September 18, 2013: In another demonstration of their capabilities in Baghdad, Islamic terrorists set off eleven car bombs and used one suicide bomber on foot, all within a few hours. This killed twenty-seven and wounded at least one-hundred and fourty. One car bomb was discovered and dismantled before it could be remotely detonated. This massive effort did demonstrate that many of the attacks were not particularly lethal because the police are getting better at keeping the bombers out of high density locations. That is helped by there being fewer people on the streets because of the increased terrorist violence in the last few months.

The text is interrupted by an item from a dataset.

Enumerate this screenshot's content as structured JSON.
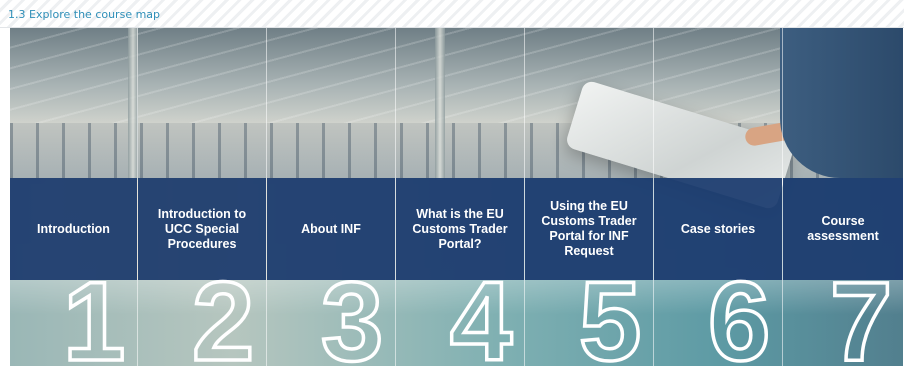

September 17, 2013: In northern Baghdad police defeated an Islamic terrorist attack on their police station. The attackers took some casualties before retreating, while no police were injured. The growing terrorist violence this year has prompted police to pay more attention to the security in their own facilities. As a result, terrorists have not attacked the police occupied buildings as much as they used to.

September 9, 2013: The army was put on high alert to deal with any anti-American violence if there is an American air attack on Syria. That attack did not come.

September 6, 2013: The U.S. revealed that it had intercepted messages from Iran to pro-Iran militias in Iraq that urged these groups to prepare to attack Kuwait and Americans in Iraq if the U.S. does attack Syria. The Iraqi government was reluctant to believe this at first but was eventually convinced.